Monday, August 17, 2009

End of Summer Blues

As I eagerly await my Solidago 'Fireworks' to bloom, it hits me that it's one of the last perennials to bloom and a quiet break hits me. Summer is almost over. Except for the asters and mums, a sunflower, too, I've got nothing to look forward to see bloom! I love fall and what it brings (Halloween, cooler weather) but my passion for gardening stills. Yes, there are bulbs to plant, things to cut down, but nothing to look forward to in my gardens. *sigh*

Emily Dickinson must have felt the same way at the end of summer:

Indian Summer

These are the days when birds come back,
A very few, a bird or two,
To take a backward look.

These are the days when skies put on
The old, old sophistries of June, -
A blue and gold mistake.

Oh, fraud that cannot cheat the bee,
Almost thy plausibility
Induces my belief,

Till ranks of seeds their witness bear,
And softly through the altered air
Hurries a timid leaf!

Oh, sacrament of summer days,
Oh, last communion in the haze,
Permit a child to join,

Thy sacred emblems to partake,
Thy consecrated bread to break,
Taste thine immortal wine!

Friday, August 14, 2009

Results


I received a couple of phone calls from mom this past week but have been waiting to tell the results of her tests until we heard everything.

Mom had her CT Scan and it was clear! She had her CA125 counts come back and they had gone down to 5! This news makes us all breathe a little easier, and allows the cancer to go a little further back into our minds. Remission is such a two-edge sword. You are so happy that she's in remission, but it's not "cured" for 5 whole years. We are so grateful for the news and are trying to train ourselves to be happy with what we've got!

Mom's energy is coming back strong as she does physical therapy. Her leg pain is less, she has feeling in all of her limbs. She's hoping the "chemo brain" gets better in time because she gets very frustrated at the loss of her short term memory. All in all, an EXCELLENT report and we are very happy!

Monday, August 10, 2009

Transition

It's been a very busy summer (read...AUGUST)! I haven't had much time to do anything except work, prepare for my boys going back to school and preparing and attending two baby showers for my sis-in-law. I've enjoyed every minute of it, but am welcoming some time to catch up on things around the house.

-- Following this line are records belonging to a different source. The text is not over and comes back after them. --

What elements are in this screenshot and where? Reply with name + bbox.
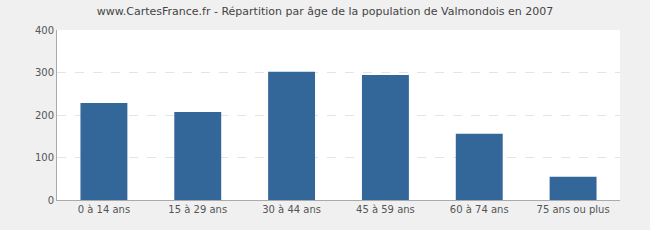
svg-text:30 à 44 ans: 30 à 44 ans — [262, 204, 321, 215]
svg-text:300: 300 — [35, 67, 54, 78]
svg-text:60 à 74 ans: 60 à 74 ans — [450, 204, 509, 215]
svg-text:0 à 14 ans: 0 à 14 ans — [78, 204, 130, 215]
svg-text:75 ans ou plus: 75 ans ou plus — [537, 204, 610, 215]
svg-text:200: 200 — [35, 110, 54, 121]
svg-text:15 à 29 ans: 15 à 29 ans — [168, 204, 227, 215]
svg-text:100: 100 — [35, 152, 54, 163]
svg-text:www.CartesFrance.fr - Répartit: www.CartesFrance.fr - Répartition par âg… — [97, 5, 553, 18]
svg-text:0: 0 — [48, 195, 54, 206]
svg-text:400: 400 — [35, 25, 54, 36]
svg-text:45 à 59 ans: 45 à 59 ans — [356, 204, 415, 215]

The boys start school on Thursday, and it hits me that I will have all days to myself. Someone asked me to tell her how that works out...what that FEELS like. Right now, it feels like a huge piece of what I do has been taken out of the picture. I've been a stay-at-home mom for 9 years. How do you prepare yourself for all of that extra TIME? I know I have tons of projects to do at the house. It's 30 years old and constantly needs new things, new paint, just plain updating. With the boys asthma, I've always had to put off the painting for fear it will cause their asthma to act up. With them gone, I can do some painting in the morning and then air out the house so it's clear by the time they get home. I always have my landscaping to work on. I have work to go to. It just STOPS in October...and then there's nothing...

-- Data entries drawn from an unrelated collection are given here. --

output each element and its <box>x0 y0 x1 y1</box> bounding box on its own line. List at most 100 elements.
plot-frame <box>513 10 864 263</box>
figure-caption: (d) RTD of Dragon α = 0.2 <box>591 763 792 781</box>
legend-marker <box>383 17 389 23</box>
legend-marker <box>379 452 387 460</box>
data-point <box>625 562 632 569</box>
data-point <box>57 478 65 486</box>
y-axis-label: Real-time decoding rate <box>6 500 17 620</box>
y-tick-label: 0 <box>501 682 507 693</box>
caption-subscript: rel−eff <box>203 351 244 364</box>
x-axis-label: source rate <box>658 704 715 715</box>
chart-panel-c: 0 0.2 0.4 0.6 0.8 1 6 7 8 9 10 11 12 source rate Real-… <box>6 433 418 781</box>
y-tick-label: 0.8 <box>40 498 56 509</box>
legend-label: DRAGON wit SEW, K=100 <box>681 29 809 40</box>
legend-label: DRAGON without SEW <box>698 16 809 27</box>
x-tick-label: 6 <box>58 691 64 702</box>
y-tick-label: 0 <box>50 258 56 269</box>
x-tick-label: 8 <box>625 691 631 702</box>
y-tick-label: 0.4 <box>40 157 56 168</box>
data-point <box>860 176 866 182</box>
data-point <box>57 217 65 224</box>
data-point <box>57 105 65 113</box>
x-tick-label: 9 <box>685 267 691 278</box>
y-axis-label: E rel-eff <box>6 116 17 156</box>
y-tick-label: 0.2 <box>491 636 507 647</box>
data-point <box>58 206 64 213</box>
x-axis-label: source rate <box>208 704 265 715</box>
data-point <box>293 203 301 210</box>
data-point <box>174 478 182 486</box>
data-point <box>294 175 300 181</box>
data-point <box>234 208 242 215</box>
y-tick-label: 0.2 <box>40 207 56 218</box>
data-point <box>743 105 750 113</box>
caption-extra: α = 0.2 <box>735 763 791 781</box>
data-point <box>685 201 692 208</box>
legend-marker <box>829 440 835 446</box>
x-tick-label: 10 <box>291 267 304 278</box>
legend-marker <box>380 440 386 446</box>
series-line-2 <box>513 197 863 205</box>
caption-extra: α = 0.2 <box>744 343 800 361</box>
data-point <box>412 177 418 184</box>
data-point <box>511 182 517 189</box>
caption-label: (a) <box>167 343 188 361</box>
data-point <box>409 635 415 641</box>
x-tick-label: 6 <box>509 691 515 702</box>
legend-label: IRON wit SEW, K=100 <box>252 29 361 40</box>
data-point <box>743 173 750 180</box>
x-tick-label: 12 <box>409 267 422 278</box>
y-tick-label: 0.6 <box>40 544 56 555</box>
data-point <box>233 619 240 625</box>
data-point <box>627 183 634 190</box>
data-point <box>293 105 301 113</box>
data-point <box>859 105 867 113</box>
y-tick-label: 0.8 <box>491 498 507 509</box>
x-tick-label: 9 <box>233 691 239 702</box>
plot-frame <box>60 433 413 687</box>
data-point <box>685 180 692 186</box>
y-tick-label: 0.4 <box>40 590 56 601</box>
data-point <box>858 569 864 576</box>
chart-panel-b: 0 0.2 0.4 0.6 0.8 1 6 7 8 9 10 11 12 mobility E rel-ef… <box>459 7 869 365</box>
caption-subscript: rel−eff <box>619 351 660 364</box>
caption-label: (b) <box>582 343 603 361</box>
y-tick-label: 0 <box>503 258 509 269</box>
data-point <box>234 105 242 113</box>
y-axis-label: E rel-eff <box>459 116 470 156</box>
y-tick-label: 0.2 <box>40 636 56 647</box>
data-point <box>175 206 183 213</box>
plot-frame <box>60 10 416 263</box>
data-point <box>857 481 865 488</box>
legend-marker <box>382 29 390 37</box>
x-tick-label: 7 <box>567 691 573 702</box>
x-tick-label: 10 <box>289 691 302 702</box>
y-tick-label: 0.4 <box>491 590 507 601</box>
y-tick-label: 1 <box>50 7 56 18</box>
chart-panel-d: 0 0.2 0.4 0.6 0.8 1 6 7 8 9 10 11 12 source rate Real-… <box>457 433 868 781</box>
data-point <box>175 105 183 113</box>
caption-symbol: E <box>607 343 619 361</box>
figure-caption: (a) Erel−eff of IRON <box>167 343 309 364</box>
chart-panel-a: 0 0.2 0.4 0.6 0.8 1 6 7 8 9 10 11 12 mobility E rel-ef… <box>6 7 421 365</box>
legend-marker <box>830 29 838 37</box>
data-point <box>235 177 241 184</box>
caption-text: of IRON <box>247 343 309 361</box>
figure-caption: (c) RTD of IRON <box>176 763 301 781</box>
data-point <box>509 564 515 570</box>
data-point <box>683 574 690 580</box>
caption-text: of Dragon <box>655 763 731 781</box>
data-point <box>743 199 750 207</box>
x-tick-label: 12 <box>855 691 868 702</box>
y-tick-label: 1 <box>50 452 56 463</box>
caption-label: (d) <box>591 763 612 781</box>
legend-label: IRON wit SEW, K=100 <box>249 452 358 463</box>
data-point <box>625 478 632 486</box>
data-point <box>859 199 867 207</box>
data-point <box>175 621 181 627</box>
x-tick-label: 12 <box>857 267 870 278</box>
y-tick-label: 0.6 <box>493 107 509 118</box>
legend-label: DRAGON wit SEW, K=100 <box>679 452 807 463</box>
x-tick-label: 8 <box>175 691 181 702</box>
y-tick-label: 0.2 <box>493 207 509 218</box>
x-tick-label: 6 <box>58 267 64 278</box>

Corrin starts at the high school this year. I'm sure he's so tired of us telling him that "this is it. It now MEANS something" but he does want to attend CU and that is all we have left to inspire him to stay active and school and get good grades. We can't hold his hand forever, and I refuse to push him when it comes to something like doing homework. The stress if huge, and he needs to learn to do it on his own.

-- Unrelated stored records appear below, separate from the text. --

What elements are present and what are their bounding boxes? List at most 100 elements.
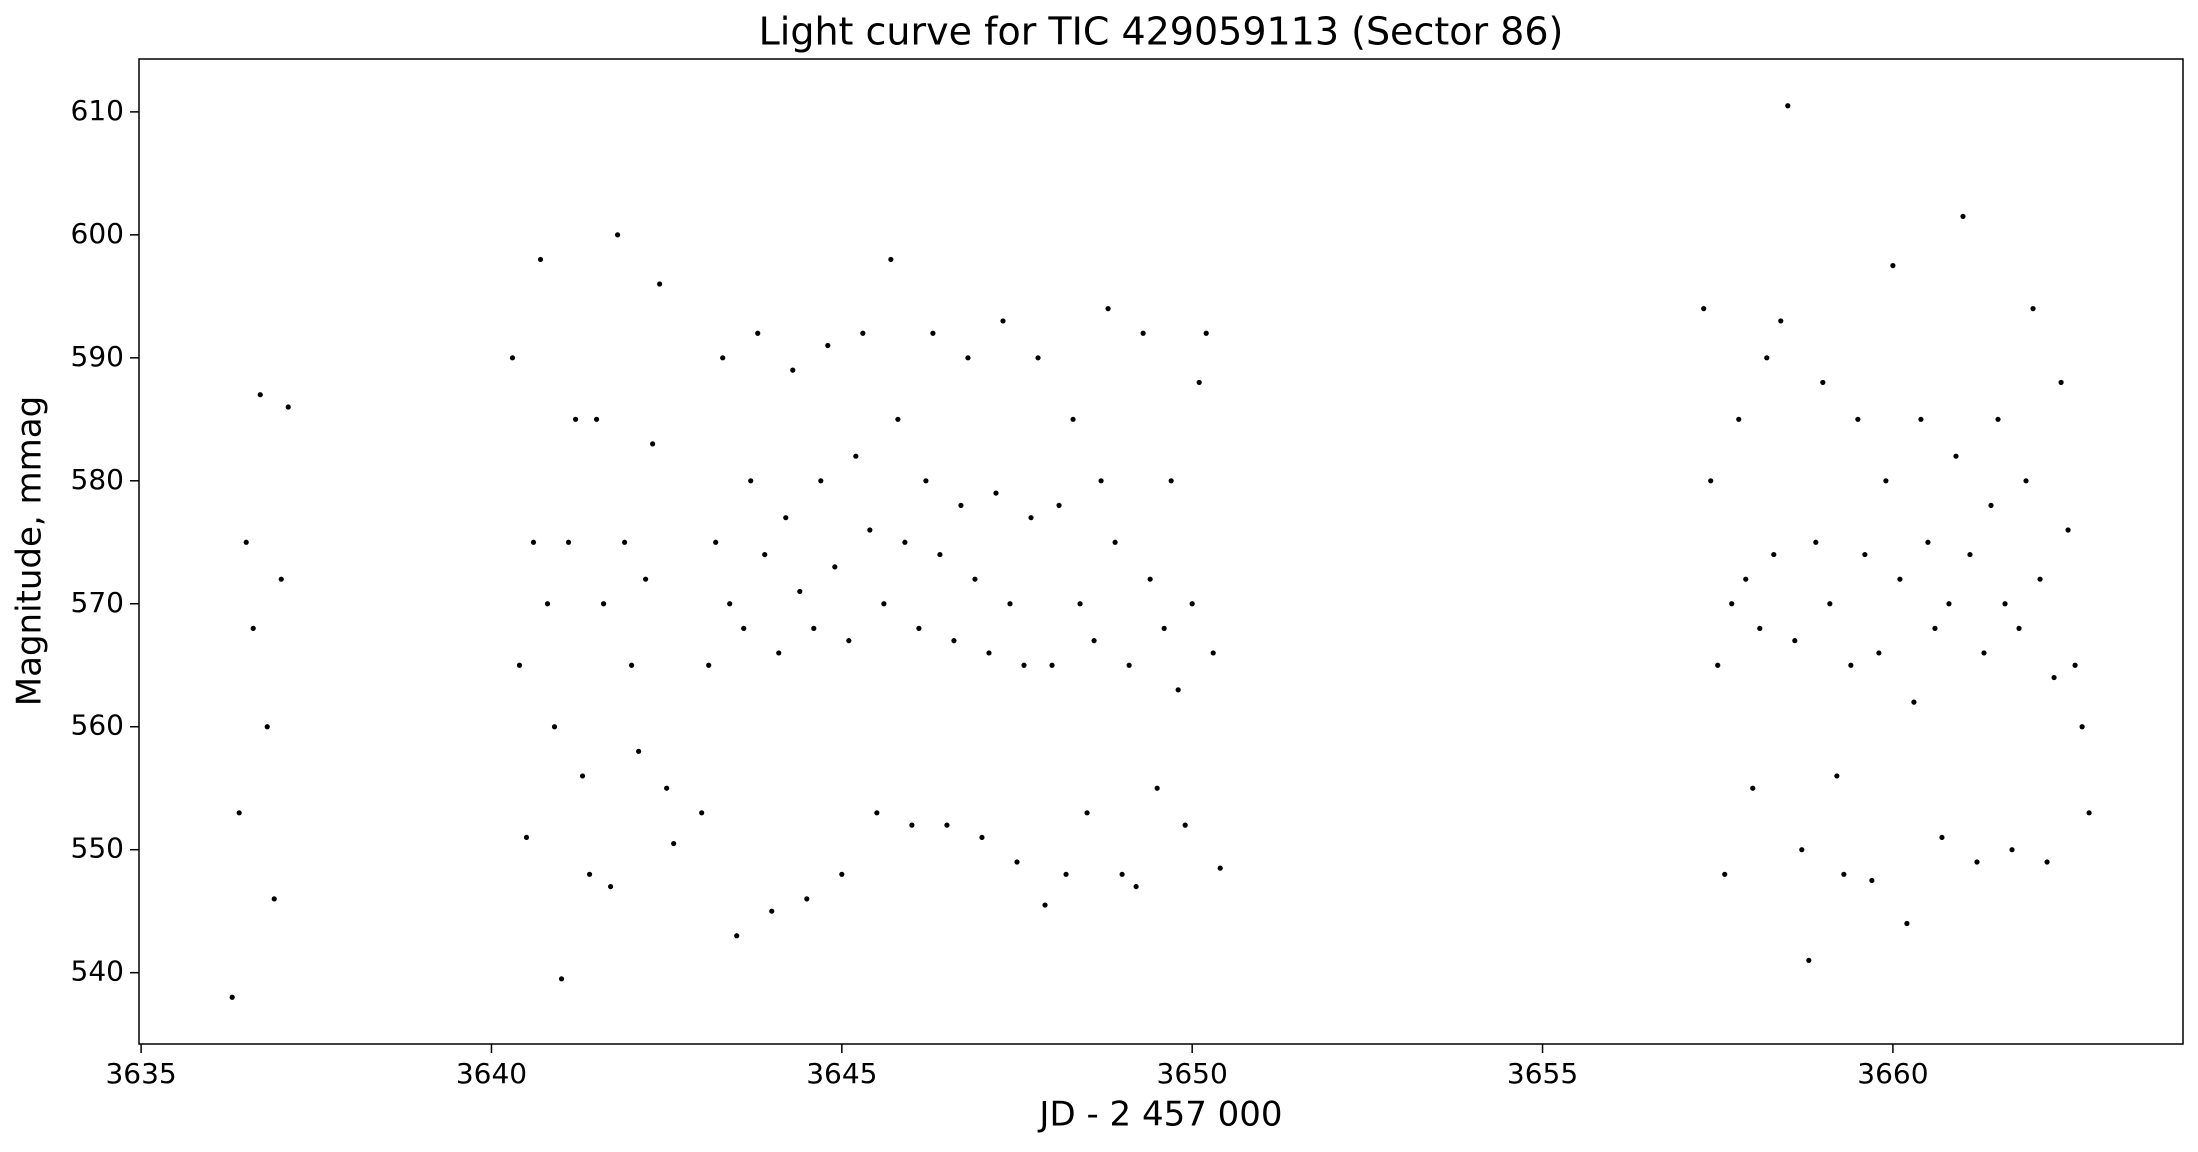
data-point bbox=[1112, 539, 1118, 545]
data-point bbox=[769, 908, 775, 914]
data-point bbox=[1196, 379, 1202, 386]
data-point bbox=[888, 256, 894, 263]
data-point bbox=[1876, 650, 1882, 656]
data-point bbox=[804, 896, 810, 902]
data-point bbox=[713, 539, 719, 545]
data-point bbox=[1140, 330, 1146, 336]
data-point bbox=[1750, 785, 1756, 791]
data-point bbox=[1813, 539, 1819, 545]
data-point bbox=[1806, 957, 1812, 963]
data-point bbox=[916, 625, 922, 631]
data-point bbox=[818, 478, 824, 484]
data-point bbox=[797, 588, 803, 595]
data-point bbox=[257, 392, 263, 398]
y-tick-label: 610 bbox=[71, 94, 124, 127]
data-point bbox=[930, 330, 936, 336]
data-point bbox=[1175, 687, 1181, 693]
data-point bbox=[853, 453, 859, 459]
data-point bbox=[1035, 355, 1041, 361]
data-point bbox=[923, 478, 929, 484]
data-point bbox=[657, 281, 663, 287]
y-tick-label: 560 bbox=[71, 709, 124, 742]
x-tick-label: 3660 bbox=[1857, 1057, 1928, 1090]
data-point bbox=[636, 748, 642, 754]
data-point bbox=[621, 539, 628, 545]
data-point bbox=[958, 502, 964, 508]
data-point bbox=[1729, 601, 1735, 607]
data-point bbox=[846, 638, 852, 644]
data-point bbox=[720, 355, 726, 361]
data-point bbox=[229, 994, 235, 1000]
data-point bbox=[1799, 847, 1805, 853]
data-point bbox=[579, 773, 586, 779]
data-point bbox=[762, 551, 768, 558]
data-point bbox=[629, 662, 635, 668]
data-point bbox=[2037, 576, 2043, 582]
data-point bbox=[2023, 478, 2029, 484]
data-point bbox=[1070, 416, 1076, 422]
data-point bbox=[1000, 318, 1006, 324]
data-point bbox=[1918, 416, 1924, 422]
data-point bbox=[1210, 650, 1216, 656]
data-point bbox=[243, 539, 249, 545]
data-point bbox=[1792, 638, 1798, 644]
data-point bbox=[1063, 871, 1069, 877]
data-point bbox=[1855, 416, 1861, 422]
data-point bbox=[1841, 871, 1847, 877]
data-point bbox=[1217, 865, 1223, 871]
data-point bbox=[1974, 859, 1980, 865]
data-point bbox=[832, 564, 838, 570]
data-point bbox=[1098, 478, 1104, 484]
data-point bbox=[544, 601, 551, 607]
data-point bbox=[664, 785, 670, 791]
data-point bbox=[2030, 306, 2036, 312]
data-point bbox=[650, 441, 656, 447]
data-point bbox=[1757, 625, 1763, 631]
data-point bbox=[516, 662, 523, 668]
data-point bbox=[1862, 551, 1868, 558]
data-point bbox=[944, 822, 950, 828]
data-point bbox=[1869, 877, 1875, 884]
data-point bbox=[1953, 453, 1959, 459]
data-point bbox=[755, 330, 761, 336]
data-point bbox=[951, 638, 957, 644]
data-point bbox=[860, 330, 866, 336]
data-point bbox=[1203, 330, 1209, 336]
data-point bbox=[509, 355, 516, 361]
data-point bbox=[530, 539, 537, 545]
data-point bbox=[600, 601, 607, 607]
data-point bbox=[523, 834, 530, 841]
data-point bbox=[2072, 662, 2078, 668]
data-point bbox=[1736, 416, 1742, 422]
data-point bbox=[671, 840, 677, 847]
data-point bbox=[811, 625, 817, 631]
data-point bbox=[593, 416, 600, 422]
data-point bbox=[565, 539, 572, 545]
data-point bbox=[2058, 379, 2064, 386]
data-point bbox=[1981, 650, 1987, 656]
data-point bbox=[1785, 103, 1791, 109]
data-point bbox=[1715, 662, 1721, 668]
data-point bbox=[699, 810, 705, 816]
data-point bbox=[572, 416, 579, 422]
data-point bbox=[748, 478, 754, 484]
data-point bbox=[1701, 306, 1707, 312]
data-point bbox=[1077, 601, 1083, 607]
data-point bbox=[1049, 662, 1055, 668]
data-point bbox=[1147, 576, 1153, 582]
data-point bbox=[250, 625, 256, 631]
data-point bbox=[1890, 262, 1896, 269]
data-point bbox=[839, 871, 845, 877]
data-point bbox=[586, 871, 593, 877]
data-point bbox=[1084, 810, 1090, 816]
data-point bbox=[874, 810, 880, 816]
y-tick-label: 550 bbox=[71, 832, 124, 865]
data-point bbox=[558, 976, 565, 982]
data-point bbox=[264, 724, 270, 730]
data-point bbox=[2051, 674, 2057, 681]
data-point bbox=[1708, 478, 1714, 484]
data-point bbox=[1743, 576, 1749, 582]
y-tick-label: 540 bbox=[71, 955, 124, 988]
data-point bbox=[1722, 871, 1728, 877]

With two nieces coming sometime in September or early October, and one other niece or nephew due the end of January, I'm sure a lot of my time with be spent with my sis-in-law's because I HAVE the time and they won't. It's so weird that my timing has always been way ahead of everyone else, and people are finally catching up. It's weird because I'm not that much older than everyone else, but I feel as if I am sometimes. I have such a feeling of disconnect when I'm talking of plans.

I'm at a different stage, and I don't know what to do with myself.